Abstract

The RNA genome of avian sarcoma virus (ASV) and 38S polyadenylated RNA from cells producing ASV directed the cell-free synthesis of two viral gene products: Pr76 gag, the precursor to structural proteins of the virion core, and P180 gag/pol, a joint product of two viral genes that is the putative precursor of viral reverse transcriptase. To test the hypothesis that P180 gag/pol is synthesized by read-through of the termination codon for gag, we determined the effect of purified yeast suppressor tRNAs on cell-free translation from gag and pol. Although the synthesis of P180 gag/pol was not enhanced by the suppressor tRNAs, the use of amber suppressor tRNA reduced the synthesis of Pr76 gag and resulted in the synthesis of a new 80, 000 dalton polypeptide (P80) that contained the antigenic determinants of gag.

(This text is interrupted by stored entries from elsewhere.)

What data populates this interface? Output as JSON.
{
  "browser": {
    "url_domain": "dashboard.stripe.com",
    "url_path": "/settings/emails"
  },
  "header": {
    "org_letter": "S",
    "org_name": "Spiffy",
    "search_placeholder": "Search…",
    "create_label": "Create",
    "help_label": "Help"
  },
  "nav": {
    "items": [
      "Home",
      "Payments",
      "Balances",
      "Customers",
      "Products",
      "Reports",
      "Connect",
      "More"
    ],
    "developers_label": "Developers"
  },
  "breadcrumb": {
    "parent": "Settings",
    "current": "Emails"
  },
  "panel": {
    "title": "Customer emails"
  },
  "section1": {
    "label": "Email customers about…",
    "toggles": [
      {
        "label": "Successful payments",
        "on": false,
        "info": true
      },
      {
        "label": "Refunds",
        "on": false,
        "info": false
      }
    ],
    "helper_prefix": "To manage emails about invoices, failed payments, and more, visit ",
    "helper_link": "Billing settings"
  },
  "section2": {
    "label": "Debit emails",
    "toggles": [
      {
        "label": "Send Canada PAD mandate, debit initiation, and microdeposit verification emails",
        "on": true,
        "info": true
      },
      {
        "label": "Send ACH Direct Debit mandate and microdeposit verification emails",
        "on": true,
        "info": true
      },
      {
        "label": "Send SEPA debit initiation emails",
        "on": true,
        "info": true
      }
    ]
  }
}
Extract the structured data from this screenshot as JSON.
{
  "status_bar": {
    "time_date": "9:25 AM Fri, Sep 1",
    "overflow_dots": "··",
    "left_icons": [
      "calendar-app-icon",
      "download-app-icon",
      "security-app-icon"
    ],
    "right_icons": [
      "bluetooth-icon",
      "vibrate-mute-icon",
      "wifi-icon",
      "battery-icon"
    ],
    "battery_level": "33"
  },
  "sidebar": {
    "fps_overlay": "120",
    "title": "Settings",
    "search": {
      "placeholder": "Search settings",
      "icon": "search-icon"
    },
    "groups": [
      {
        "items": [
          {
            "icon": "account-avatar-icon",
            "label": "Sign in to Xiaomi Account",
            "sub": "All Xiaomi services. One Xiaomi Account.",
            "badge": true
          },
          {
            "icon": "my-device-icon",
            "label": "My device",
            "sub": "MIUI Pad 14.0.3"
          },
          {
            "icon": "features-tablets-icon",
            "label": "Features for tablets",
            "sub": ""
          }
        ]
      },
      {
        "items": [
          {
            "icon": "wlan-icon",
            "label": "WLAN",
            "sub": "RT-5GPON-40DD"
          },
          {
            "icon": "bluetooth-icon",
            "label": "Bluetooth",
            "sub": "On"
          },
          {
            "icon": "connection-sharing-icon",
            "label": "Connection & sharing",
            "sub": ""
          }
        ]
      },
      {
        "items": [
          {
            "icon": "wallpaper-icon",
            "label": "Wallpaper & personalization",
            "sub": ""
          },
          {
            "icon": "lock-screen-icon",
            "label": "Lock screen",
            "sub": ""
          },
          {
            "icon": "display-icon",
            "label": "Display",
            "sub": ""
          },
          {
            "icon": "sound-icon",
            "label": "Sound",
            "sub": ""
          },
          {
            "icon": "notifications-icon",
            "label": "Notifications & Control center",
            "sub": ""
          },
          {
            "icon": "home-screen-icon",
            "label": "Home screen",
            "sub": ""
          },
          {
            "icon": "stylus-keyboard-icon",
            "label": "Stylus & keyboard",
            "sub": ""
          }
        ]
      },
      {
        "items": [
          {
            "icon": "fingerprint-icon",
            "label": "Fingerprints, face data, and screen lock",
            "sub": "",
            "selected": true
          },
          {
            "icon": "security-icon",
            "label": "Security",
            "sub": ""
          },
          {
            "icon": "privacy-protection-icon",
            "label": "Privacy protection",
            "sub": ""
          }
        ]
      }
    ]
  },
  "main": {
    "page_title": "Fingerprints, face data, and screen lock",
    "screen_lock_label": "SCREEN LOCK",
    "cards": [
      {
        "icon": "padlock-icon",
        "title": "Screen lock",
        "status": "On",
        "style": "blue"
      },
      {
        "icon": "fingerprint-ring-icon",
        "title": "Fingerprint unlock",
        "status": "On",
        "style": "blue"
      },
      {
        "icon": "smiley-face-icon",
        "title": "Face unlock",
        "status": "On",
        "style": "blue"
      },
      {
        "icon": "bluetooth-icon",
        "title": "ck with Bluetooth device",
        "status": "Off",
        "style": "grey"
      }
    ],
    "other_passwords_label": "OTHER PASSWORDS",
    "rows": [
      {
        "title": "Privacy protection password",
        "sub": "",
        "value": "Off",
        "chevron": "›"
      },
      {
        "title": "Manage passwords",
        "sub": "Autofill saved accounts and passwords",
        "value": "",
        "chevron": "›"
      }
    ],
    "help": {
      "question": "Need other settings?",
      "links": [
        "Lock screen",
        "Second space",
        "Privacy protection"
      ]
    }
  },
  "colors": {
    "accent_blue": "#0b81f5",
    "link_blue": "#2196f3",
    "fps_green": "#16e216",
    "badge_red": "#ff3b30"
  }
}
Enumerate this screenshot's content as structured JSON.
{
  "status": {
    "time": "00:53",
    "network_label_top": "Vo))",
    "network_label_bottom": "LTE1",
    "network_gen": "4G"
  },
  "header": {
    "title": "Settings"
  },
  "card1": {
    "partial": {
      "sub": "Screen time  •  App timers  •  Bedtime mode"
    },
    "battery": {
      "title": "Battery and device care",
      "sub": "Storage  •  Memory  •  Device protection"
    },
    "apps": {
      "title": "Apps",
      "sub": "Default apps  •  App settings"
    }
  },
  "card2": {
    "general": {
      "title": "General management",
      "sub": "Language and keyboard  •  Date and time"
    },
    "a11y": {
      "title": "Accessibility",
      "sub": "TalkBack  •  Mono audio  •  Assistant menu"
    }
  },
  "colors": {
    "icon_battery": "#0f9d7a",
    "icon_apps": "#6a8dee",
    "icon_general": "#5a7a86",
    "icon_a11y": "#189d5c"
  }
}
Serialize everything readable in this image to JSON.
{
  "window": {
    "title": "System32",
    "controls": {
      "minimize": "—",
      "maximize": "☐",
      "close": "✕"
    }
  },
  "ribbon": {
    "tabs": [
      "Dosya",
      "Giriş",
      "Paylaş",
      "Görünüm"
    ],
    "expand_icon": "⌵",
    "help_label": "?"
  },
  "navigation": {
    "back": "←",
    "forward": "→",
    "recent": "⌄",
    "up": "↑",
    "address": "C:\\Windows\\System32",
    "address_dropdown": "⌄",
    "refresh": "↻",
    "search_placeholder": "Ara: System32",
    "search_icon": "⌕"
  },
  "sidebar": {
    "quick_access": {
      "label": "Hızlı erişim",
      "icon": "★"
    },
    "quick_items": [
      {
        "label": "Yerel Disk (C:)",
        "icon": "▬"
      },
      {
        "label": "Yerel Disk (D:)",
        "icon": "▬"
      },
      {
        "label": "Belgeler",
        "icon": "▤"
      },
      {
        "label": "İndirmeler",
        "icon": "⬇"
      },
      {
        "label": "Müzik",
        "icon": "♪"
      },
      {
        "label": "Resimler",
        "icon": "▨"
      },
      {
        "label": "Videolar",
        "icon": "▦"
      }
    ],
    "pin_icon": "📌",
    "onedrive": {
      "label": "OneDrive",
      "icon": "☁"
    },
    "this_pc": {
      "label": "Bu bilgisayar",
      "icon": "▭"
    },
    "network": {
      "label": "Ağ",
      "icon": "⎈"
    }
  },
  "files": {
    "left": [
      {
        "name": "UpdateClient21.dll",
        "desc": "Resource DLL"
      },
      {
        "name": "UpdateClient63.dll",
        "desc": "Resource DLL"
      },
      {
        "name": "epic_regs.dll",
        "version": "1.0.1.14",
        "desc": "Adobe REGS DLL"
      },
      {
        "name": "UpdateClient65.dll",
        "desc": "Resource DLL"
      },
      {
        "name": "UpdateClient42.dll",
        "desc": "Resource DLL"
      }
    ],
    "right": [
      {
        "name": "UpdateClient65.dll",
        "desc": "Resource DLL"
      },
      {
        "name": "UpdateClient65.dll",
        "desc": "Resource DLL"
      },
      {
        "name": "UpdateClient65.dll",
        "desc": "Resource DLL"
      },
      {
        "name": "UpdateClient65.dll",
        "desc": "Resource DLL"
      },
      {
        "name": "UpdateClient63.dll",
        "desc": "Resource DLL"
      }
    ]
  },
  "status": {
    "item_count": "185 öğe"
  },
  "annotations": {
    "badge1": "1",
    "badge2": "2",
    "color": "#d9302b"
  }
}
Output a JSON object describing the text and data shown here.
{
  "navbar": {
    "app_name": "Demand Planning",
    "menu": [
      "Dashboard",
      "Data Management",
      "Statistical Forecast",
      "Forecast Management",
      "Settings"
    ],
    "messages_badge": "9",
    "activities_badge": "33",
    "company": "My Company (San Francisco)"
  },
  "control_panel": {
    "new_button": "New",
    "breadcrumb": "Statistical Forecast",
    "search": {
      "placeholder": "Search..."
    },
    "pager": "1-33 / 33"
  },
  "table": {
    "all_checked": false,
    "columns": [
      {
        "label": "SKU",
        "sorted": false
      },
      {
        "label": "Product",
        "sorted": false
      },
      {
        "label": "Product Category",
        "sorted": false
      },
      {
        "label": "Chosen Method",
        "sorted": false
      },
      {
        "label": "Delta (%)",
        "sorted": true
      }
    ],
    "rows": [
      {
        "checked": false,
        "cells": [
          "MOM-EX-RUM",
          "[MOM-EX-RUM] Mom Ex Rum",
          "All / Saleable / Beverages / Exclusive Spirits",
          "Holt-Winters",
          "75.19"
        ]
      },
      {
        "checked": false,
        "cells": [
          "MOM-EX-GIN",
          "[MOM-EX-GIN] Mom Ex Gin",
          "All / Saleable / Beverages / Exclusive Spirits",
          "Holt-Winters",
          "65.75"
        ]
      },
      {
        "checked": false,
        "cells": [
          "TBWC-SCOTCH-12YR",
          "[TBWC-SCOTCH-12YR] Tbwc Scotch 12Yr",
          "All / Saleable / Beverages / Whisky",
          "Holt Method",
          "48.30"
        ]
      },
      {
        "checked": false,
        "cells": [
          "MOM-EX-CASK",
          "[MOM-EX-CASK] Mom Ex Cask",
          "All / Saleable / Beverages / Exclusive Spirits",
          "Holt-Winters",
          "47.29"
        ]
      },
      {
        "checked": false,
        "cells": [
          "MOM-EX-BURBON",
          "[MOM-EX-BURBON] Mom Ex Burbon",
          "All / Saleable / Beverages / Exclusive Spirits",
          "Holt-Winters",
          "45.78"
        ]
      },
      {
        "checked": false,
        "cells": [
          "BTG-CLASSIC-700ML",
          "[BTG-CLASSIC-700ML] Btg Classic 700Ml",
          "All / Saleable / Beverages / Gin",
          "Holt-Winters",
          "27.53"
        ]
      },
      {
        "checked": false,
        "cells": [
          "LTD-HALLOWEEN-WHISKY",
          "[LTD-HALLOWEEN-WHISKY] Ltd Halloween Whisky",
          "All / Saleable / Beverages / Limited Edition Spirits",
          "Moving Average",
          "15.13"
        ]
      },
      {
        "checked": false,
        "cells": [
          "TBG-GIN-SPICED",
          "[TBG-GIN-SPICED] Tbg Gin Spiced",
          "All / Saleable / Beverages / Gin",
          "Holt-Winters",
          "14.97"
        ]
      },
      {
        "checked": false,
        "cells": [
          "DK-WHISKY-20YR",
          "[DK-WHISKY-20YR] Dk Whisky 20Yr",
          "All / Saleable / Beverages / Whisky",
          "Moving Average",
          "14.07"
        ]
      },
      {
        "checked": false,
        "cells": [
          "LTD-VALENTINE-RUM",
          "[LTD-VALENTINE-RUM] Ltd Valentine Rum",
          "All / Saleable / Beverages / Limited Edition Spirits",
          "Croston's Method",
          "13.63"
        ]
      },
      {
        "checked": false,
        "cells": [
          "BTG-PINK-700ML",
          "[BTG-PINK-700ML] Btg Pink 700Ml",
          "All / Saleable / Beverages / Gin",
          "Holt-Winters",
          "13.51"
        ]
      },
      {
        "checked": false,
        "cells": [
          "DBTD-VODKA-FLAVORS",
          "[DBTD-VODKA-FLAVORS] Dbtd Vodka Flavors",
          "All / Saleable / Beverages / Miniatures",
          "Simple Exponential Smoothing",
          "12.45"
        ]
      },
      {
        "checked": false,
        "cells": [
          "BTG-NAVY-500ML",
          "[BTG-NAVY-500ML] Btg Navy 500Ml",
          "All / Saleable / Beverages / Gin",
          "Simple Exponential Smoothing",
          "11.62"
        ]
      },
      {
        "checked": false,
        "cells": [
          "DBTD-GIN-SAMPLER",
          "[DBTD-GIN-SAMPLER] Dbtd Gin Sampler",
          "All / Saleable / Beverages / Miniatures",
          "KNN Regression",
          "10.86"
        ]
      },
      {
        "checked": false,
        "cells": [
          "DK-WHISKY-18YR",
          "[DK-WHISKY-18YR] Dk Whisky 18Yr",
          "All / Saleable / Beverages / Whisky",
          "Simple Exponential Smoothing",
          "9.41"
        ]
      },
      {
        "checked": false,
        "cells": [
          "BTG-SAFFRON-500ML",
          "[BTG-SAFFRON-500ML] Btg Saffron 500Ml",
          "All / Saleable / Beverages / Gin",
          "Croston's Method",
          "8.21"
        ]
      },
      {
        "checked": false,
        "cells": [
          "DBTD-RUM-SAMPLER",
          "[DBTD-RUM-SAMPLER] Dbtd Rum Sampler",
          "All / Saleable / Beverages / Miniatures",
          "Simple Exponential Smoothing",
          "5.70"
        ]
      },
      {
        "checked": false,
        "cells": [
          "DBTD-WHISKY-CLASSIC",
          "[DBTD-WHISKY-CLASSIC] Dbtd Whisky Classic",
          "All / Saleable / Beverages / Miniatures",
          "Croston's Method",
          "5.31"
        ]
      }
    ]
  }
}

Studies using chemical inhibitors of initiation of translation demonstrated that P80 was generated by the addition of amino acids to the carboxy terminus of Pr76 gag. We conclude that the gag gene of ASV is terminated by an amber codon (UAG), and that a second termination signal occurs ∼120 nucleotides downstream. Our data indicate that suppression of a single termination codon does not suffice for the production of P180 gag/pol. Thus it is doubtful that suppression by tRNA is responsible for the synthesis of this protein. The mechanism by which P180 gag/pol is synthesized in infected cells remains uncertain.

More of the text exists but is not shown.